In terms of results, we observe considerable variation in the figures reported in the statements we reviewed. The unadjusted gender pay gap averaged 16%, with values ranging from 1.9% to 31%. A common trend in the financial services industry is that most entities also disclose their adjusted gender pay gap*, which shows significantly lower figures. Similarly, the total remuneration ratio varies widely across the industry, ranging from 3 to 93, with an average of 23.
These results highlight considerable disparities among the benchmarked entities, suggesting a potential lack of common interpretation of the ESRS methodology and concepts.
* The adjusted gender pay gap enables entities to report on the gender pay gap in line with their own defined methodology (taking into account more elements than the ESRS defined calculation methodology).

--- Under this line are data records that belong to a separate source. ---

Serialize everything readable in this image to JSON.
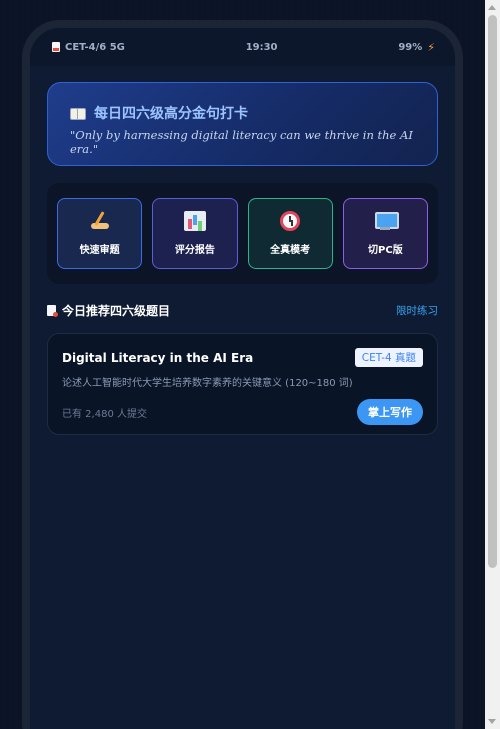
{
  "status_bar": {
    "carrier": "CET-4/6 5G",
    "time": "19:30",
    "battery": "99%"
  },
  "daily_quote": {
    "title": "每日四六级高分金句打卡",
    "quote": "\"Only by harnessing digital literacy can we thrive in the AI era.\""
  },
  "tools": [
    {
      "label": "快速审题",
      "icon": "writing-hand-icon"
    },
    {
      "label": "评分报告",
      "icon": "bar-chart-icon"
    },
    {
      "label": "全真模考",
      "icon": "alarm-clock-icon"
    },
    {
      "label": "切PC版",
      "icon": "desktop-monitor-icon"
    }
  ],
  "recommend": {
    "title": "今日推荐四六级题目",
    "link": "限时练习"
  },
  "topic": {
    "title": "Digital Literacy in the AI Era",
    "tag": "CET-4 真题",
    "description": "论述人工智能时代大学生培养数字素养的关键意义 (120~180 词)",
    "submitted": "已有 2,480 人提交",
    "action": "掌上写作"
  },
  "colors": {
    "accent": "#3b97f3",
    "link": "#38a3f0",
    "quote_border": "#2f62d6"
  }
}
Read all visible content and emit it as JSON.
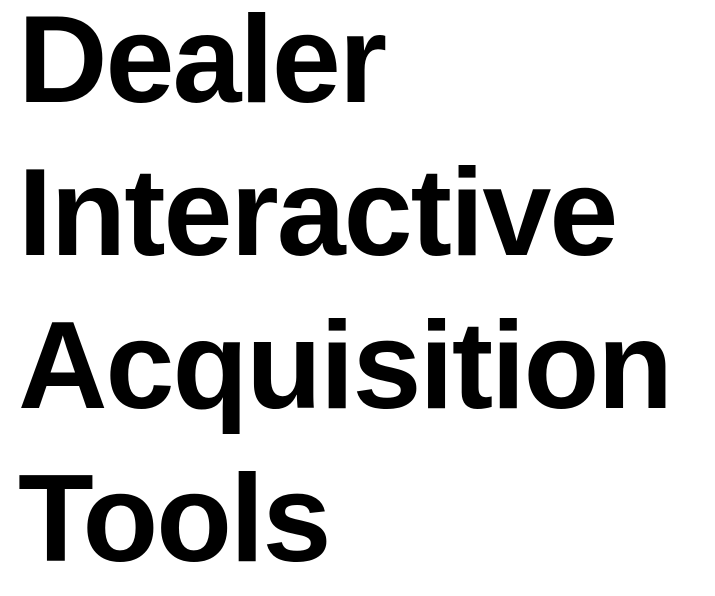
{
  "headline": {
    "lines": [
      "Dealer",
      "Interactive",
      "Acquisition",
      "Tools"
    ]
  }
}
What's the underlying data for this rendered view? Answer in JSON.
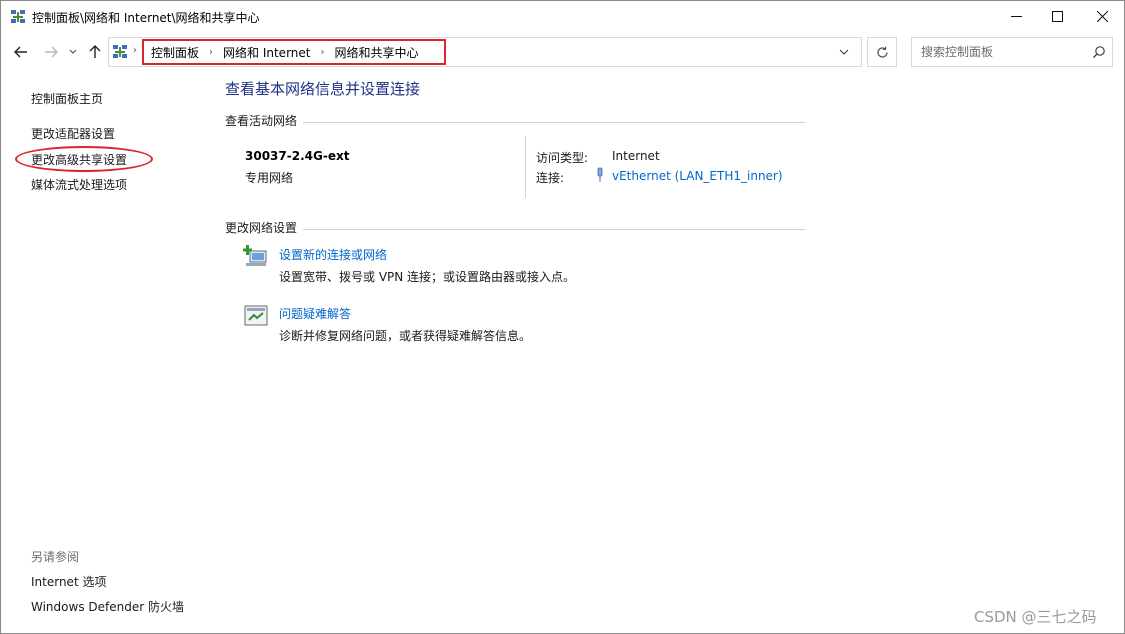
{
  "window": {
    "title": "控制面板\\网络和 Internet\\网络和共享中心",
    "controls": {
      "minimize_icon": "minimize-icon",
      "maximize_icon": "maximize-icon",
      "close_icon": "close-icon"
    }
  },
  "address": {
    "crumbs": [
      "控制面板",
      "网络和 Internet",
      "网络和共享中心"
    ],
    "highlight_color": "#d9262c"
  },
  "search": {
    "placeholder": "搜索控制面板"
  },
  "sidebar": {
    "home": "控制面板主页",
    "items": [
      "更改适配器设置",
      "更改高级共享设置",
      "媒体流式处理选项"
    ],
    "see_also_label": "另请参阅",
    "see_also": [
      "Internet 选项",
      "Windows Defender 防火墙"
    ]
  },
  "main": {
    "title": "查看基本网络信息并设置连接",
    "active_section": "查看活动网络",
    "network": {
      "name": "30037-2.4G-ext",
      "type": "专用网络",
      "access_label": "访问类型:",
      "access_value": "Internet",
      "connection_label": "连接:",
      "connection_value": "vEthernet (LAN_ETH1_inner)"
    },
    "change_section": "更改网络设置",
    "tasks": [
      {
        "link": "设置新的连接或网络",
        "desc": "设置宽带、拨号或 VPN 连接；或设置路由器或接入点。",
        "icon": "new-connection-icon"
      },
      {
        "link": "问题疑难解答",
        "desc": "诊断并修复网络问题，或者获得疑难解答信息。",
        "icon": "troubleshoot-icon"
      }
    ]
  },
  "watermark": "CSDN @三七之码",
  "colors": {
    "title_blue": "#1e3287",
    "link_blue": "#0066cc",
    "annotation_red": "#d9262c"
  }
}
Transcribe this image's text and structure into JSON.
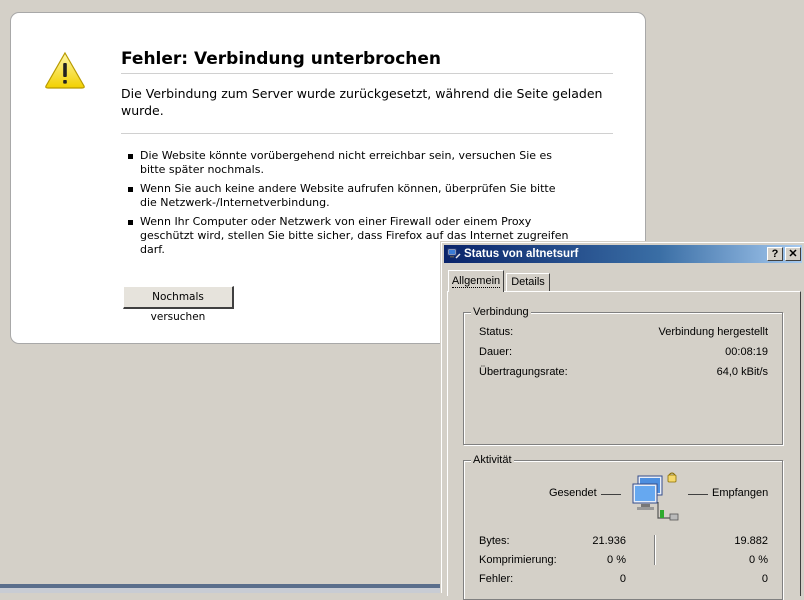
{
  "error_page": {
    "title": "Fehler: Verbindung unterbrochen",
    "description": "Die Verbindung zum Server wurde zurückgesetzt, während die Seite geladen wurde.",
    "bullets": [
      "Die Website könnte vorübergehend nicht erreichbar sein, versuchen Sie es bitte später nochmals.",
      "Wenn Sie auch keine andere Website aufrufen können, überprüfen Sie bitte die Netzwerk-/Internetverbindung.",
      "Wenn Ihr Computer oder Netzwerk von einer Firewall oder einem Proxy geschützt wird, stellen Sie bitte sicher, dass Firefox auf das Internet zugreifen darf."
    ],
    "retry_label": "Nochmals versuchen",
    "icon": "warning-icon"
  },
  "status_dialog": {
    "title": "Status von altnetsurf",
    "help_label": "?",
    "close_label": "✕",
    "tabs": [
      "Allgemein",
      "Details"
    ],
    "connection": {
      "caption": "Verbindung",
      "rows": [
        {
          "label": "Status:",
          "value": "Verbindung hergestellt"
        },
        {
          "label": "Dauer:",
          "value": "00:08:19"
        },
        {
          "label": "Übertragungsrate:",
          "value": "64,0 kBit/s"
        }
      ]
    },
    "activity": {
      "caption": "Aktivität",
      "sent_label": "Gesendet",
      "received_label": "Empfangen",
      "rows": [
        {
          "label": "Bytes:",
          "sent": "21.936",
          "received": "19.882"
        },
        {
          "label": "Komprimierung:",
          "sent": "0 %",
          "received": "0 %"
        },
        {
          "label": "Fehler:",
          "sent": "0",
          "received": "0"
        }
      ]
    }
  }
}
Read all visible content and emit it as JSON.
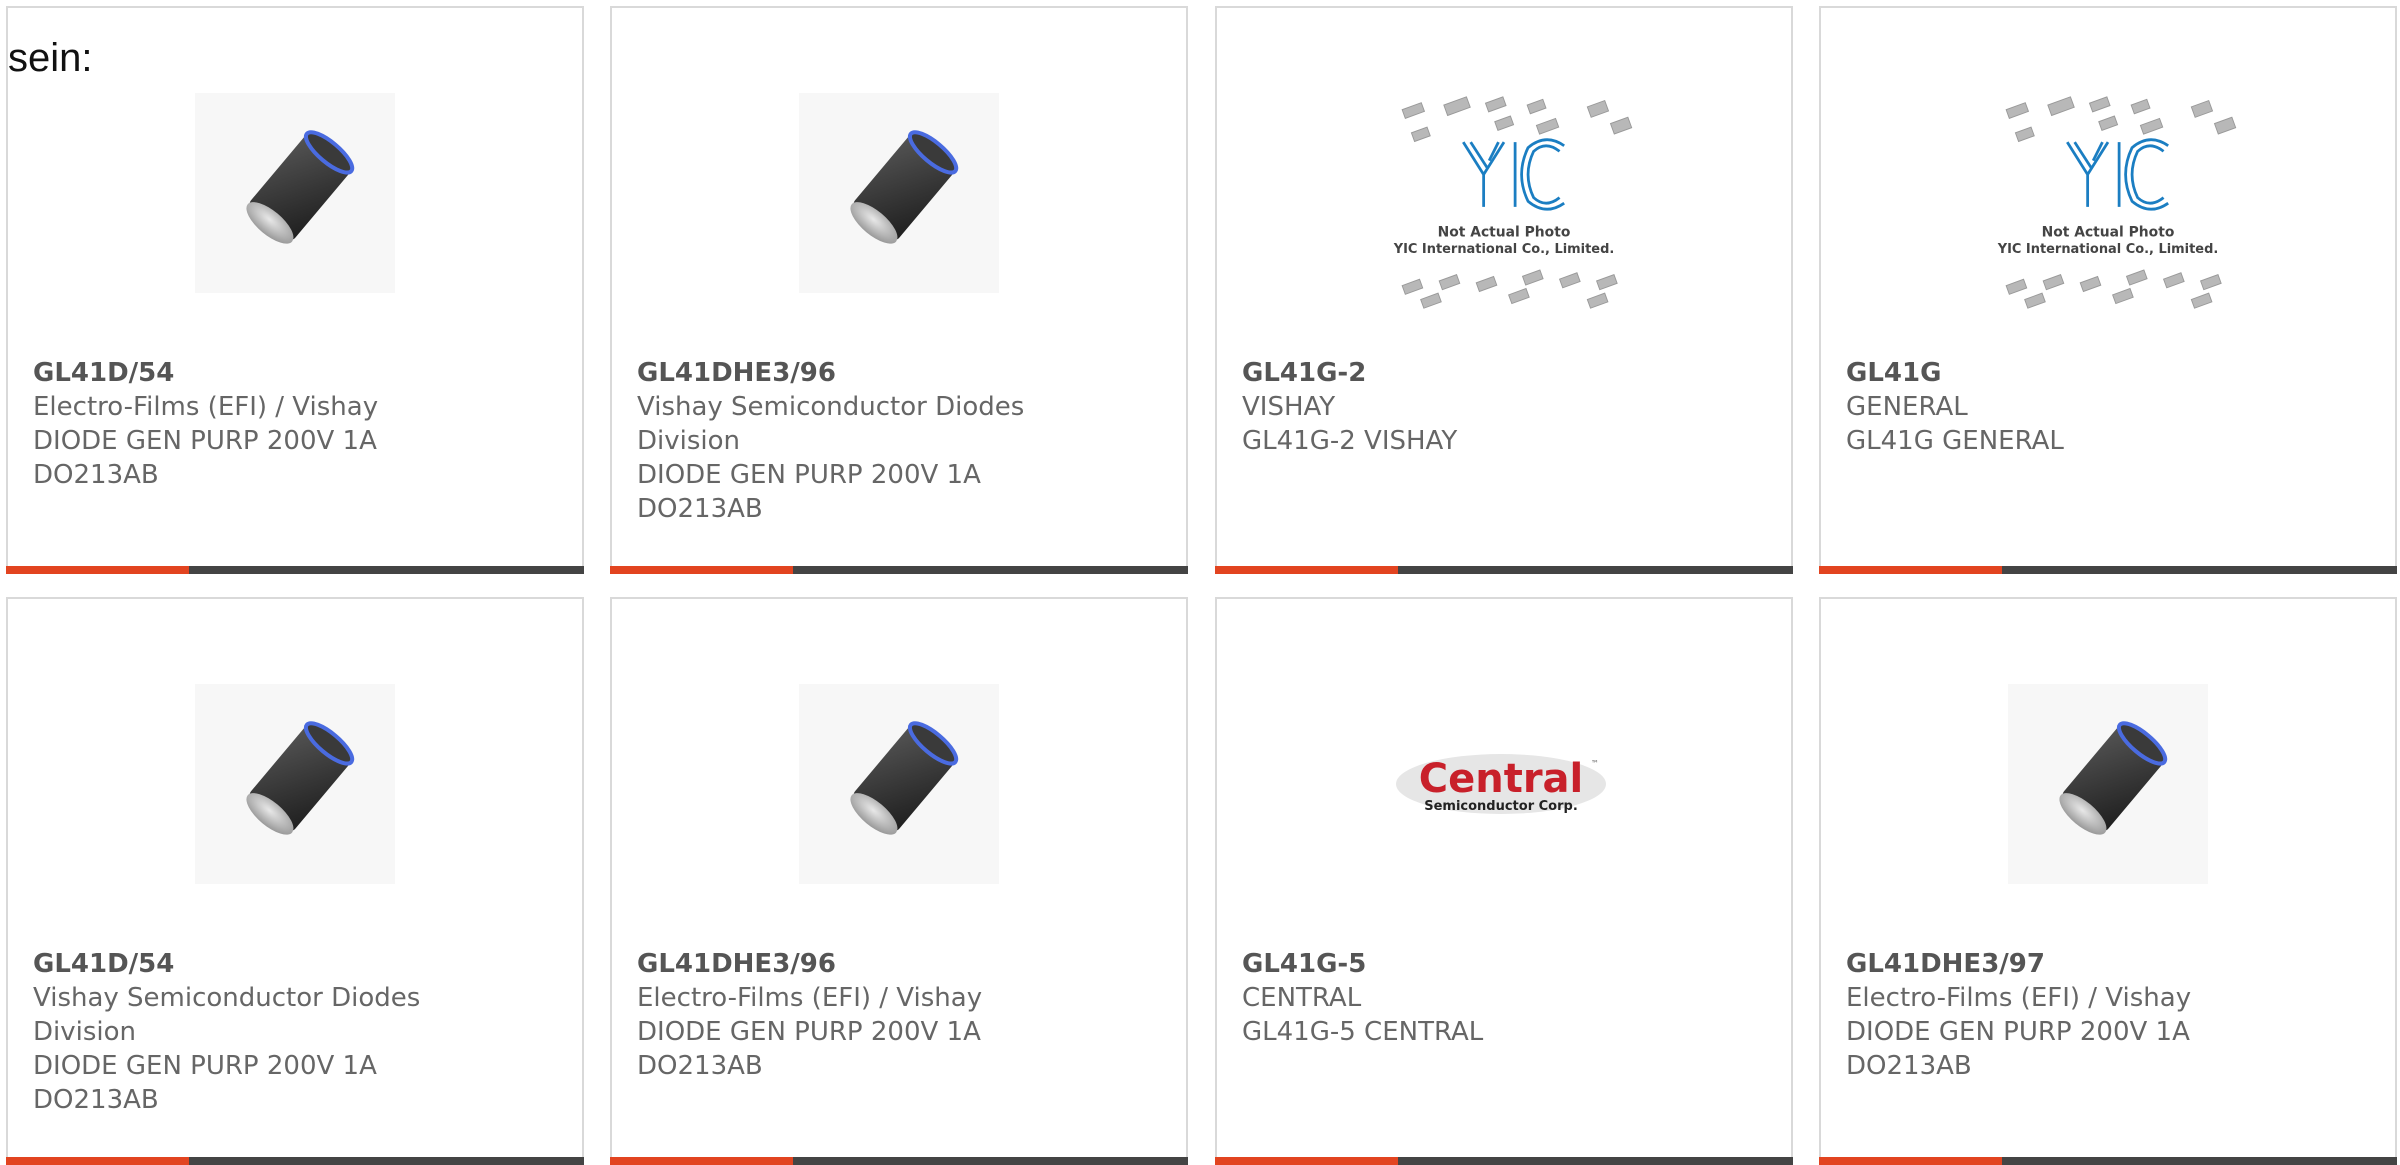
{
  "intro_text": "sein:",
  "colors": {
    "accent": "#e24420",
    "bar": "#444444",
    "border": "#d9d9d9",
    "text": "#666666"
  },
  "cards": [
    {
      "part": "GL41D/54",
      "lines": [
        "Electro-Films (EFI) / Vishay",
        "DIODE GEN PURP 200V 1A",
        "DO213AB"
      ],
      "image": "diode-cylinder"
    },
    {
      "part": "GL41DHE3/96",
      "lines": [
        "Vishay Semiconductor Diodes",
        "Division",
        "DIODE GEN PURP 200V 1A",
        "DO213AB"
      ],
      "image": "diode-cylinder"
    },
    {
      "part": "GL41G-2",
      "lines": [
        "VISHAY",
        "GL41G-2 VISHAY"
      ],
      "image": "yic-placeholder",
      "image_text": [
        "Not Actual Photo",
        "YIC International Co., Limited."
      ]
    },
    {
      "part": "GL41G",
      "lines": [
        "GENERAL",
        "GL41G GENERAL"
      ],
      "image": "yic-placeholder",
      "image_text": [
        "Not Actual Photo",
        "YIC International Co., Limited."
      ]
    },
    {
      "part": "GL41D/54",
      "lines": [
        "Vishay Semiconductor Diodes",
        "Division",
        "DIODE GEN PURP 200V 1A",
        "DO213AB"
      ],
      "image": "diode-cylinder"
    },
    {
      "part": "GL41DHE3/96",
      "lines": [
        "Electro-Films (EFI) / Vishay",
        "DIODE GEN PURP 200V 1A",
        "DO213AB"
      ],
      "image": "diode-cylinder"
    },
    {
      "part": "GL41G-5",
      "lines": [
        "CENTRAL",
        "GL41G-5 CENTRAL"
      ],
      "image": "central-logo",
      "image_text": [
        "Central",
        "Semiconductor Corp."
      ]
    },
    {
      "part": "GL41DHE3/97",
      "lines": [
        "Electro-Films (EFI) / Vishay",
        "DIODE GEN PURP 200V 1A",
        "DO213AB"
      ],
      "image": "diode-cylinder"
    }
  ]
}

As highlighted in the introduction, we are currently navigating the first wave of CSRD reporting.
Consequently, the insights provided in this article are general, reflecting the ongoing adaptation companies face with this new demanding reporting framework. While best practices are beginning to surface, the framework itself continues to be continuously challenged.
Within the context of the Omnibus package, two main components are tackled. First, the proposal would significantly reduce the number of organisations within the scope of CSRD and defer the timing of application for those entities that are in scope. Second, the package addresses the content of the directive itself, aiming to simplify reporting obligations by, for example, substantially reducing the number of mandatory data points to be disclosed. In addition, the proposals would remove a planned shift from ‘limited assurance’ to ‘reasonable assurance’.
It is important to keep in mind that the package currently remains at a proposal stage and that it may still be subject to important changes in the coming months, with the potential changes undergoing a fast-track legislative process.
Despite the evolving framework, the journey is underway and there is no turning back. Embrace the opportunities ahead and leverage our insights to confidently navigate future evolutions.